By: Patricia A. McKillip
Format/Source: Paperback; my purchase
Brenden Vetch has a gift. With an innate sense he cannot explain to himself or describe to others, he connects to the agricultural world, nurturing gardens to flourish and instinctively knowing the healing properties each plant and herb has to offer. But Brenden’s gift isolates him from people—and from becoming part of a community. Until the day he receives a personal invitation from the wizard Od. She needs a gardener for her school in the great city of Kelior, where every potential wizard must be trained to serve the Kingdom of Numis. For decades the rulers of Numis have controlled the school, believing they can contain the power within it—and punish any wizard who dares defy the law.

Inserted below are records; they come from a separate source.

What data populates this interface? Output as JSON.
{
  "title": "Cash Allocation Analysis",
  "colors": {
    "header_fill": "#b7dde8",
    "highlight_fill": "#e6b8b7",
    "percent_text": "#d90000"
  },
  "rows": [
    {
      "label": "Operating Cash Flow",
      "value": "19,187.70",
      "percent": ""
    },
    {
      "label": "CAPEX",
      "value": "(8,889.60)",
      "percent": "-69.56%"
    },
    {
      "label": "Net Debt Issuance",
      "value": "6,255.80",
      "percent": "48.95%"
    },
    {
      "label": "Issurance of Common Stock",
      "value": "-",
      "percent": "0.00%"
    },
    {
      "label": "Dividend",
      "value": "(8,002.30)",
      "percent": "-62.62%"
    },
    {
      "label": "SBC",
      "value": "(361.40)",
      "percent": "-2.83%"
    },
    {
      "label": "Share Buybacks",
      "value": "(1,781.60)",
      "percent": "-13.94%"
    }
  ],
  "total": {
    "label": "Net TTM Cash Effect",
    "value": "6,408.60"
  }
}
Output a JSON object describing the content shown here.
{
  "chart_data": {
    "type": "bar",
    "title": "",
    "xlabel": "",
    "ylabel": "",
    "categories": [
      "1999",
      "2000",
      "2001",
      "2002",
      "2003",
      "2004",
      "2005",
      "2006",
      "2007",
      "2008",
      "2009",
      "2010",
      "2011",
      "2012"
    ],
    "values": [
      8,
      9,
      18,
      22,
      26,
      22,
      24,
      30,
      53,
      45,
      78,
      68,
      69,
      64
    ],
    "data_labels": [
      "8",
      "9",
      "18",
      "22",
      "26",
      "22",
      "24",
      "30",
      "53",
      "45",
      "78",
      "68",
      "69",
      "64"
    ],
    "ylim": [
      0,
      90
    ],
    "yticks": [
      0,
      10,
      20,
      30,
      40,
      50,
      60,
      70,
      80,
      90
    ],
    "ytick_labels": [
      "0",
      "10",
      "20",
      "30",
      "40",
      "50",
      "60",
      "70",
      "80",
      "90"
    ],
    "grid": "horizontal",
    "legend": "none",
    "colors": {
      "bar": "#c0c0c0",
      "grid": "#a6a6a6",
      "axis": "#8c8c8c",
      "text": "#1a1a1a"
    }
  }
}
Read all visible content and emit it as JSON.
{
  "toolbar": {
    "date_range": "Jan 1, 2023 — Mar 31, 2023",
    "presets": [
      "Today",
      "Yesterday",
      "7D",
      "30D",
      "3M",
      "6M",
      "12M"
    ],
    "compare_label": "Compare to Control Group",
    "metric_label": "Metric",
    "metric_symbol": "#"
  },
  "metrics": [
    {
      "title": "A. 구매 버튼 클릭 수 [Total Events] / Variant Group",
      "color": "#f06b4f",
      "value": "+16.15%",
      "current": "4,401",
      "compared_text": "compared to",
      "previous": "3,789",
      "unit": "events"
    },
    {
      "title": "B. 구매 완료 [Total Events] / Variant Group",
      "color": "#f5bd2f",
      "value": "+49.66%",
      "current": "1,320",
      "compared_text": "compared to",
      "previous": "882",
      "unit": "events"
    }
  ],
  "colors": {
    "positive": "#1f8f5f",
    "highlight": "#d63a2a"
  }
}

But unknown to the reigning monarchy is the power possessed by the school’s new gardener—a power that even Brenden isn’t fully aware of, and which is the true reason Od recruited him…
Okay, I wanted to hold off on reading this book because I wanted to savour the remaining Patricia McKillip books I haven’t read yet (right now it was this book and the Riddlemaster trilogy on my to-read shelf). But her books have a tendency of calling out to me, begging me to read them next. Plus the premise of the novel seemed rather fitting for the spring season as the main character has a gift for nurturing gardens and handling natural elements. So I gave in =P
Like most of Patricia McKillip’s novels, there is more than meets the eye with this story. Od Magic was an interesting read touching on themes of restriction and risk, of really listening to people, of illusion and possibility. The Kingdom of Numis is quite authoritarian in that all magic practitionerers must be known to the Crown, their abilities curbed and their lessons restricted according to what the king allows and forbids. Anything stronger or “wilder” or unknown is considered against the law in Numis. Over the course of the novel, this way of life, this thinking is questioned especially as many of the characters that populate this novel are stronger or express unique abilities of their own.
While Brenden is the main character who starts off the novel, who serves as the catalyst to many of the other events that took place throughout the novel, and through whom the reader is brought into the story, he doesn’thave as many scenes compared to Yar or Sulys or Mitral. His character development was not fleshed out or as obvious as I thought it would have been but nonetheless he is an integral part of what brought all of the characters and their respective storylines together. I especially felt for Sulys’ storyline; I could feel her frustration for being constantly overlooked by her father the king and later by her constantly-distracted and pseudo-antagonist Valoren, and was rooting for her all the way through. While Od makes the odd appearance (pun intended?), her presence is felt throughout the story, and when she does appear, she’s quite larger than life and a delight to read.
Od Magic did have its occasional dull moments, particularly when everyone was searching for whoever in the Twilight Quarter, but otherwise it was an intriguing and wonderful read, another fantastic McKillip title. Perhaps not what I was entirely expecting–a lot more time was spent behind walls and running amongst alleyways and street corners than on plants and nature and open air–but it was magical, mysterious and thoughtful nonetheless.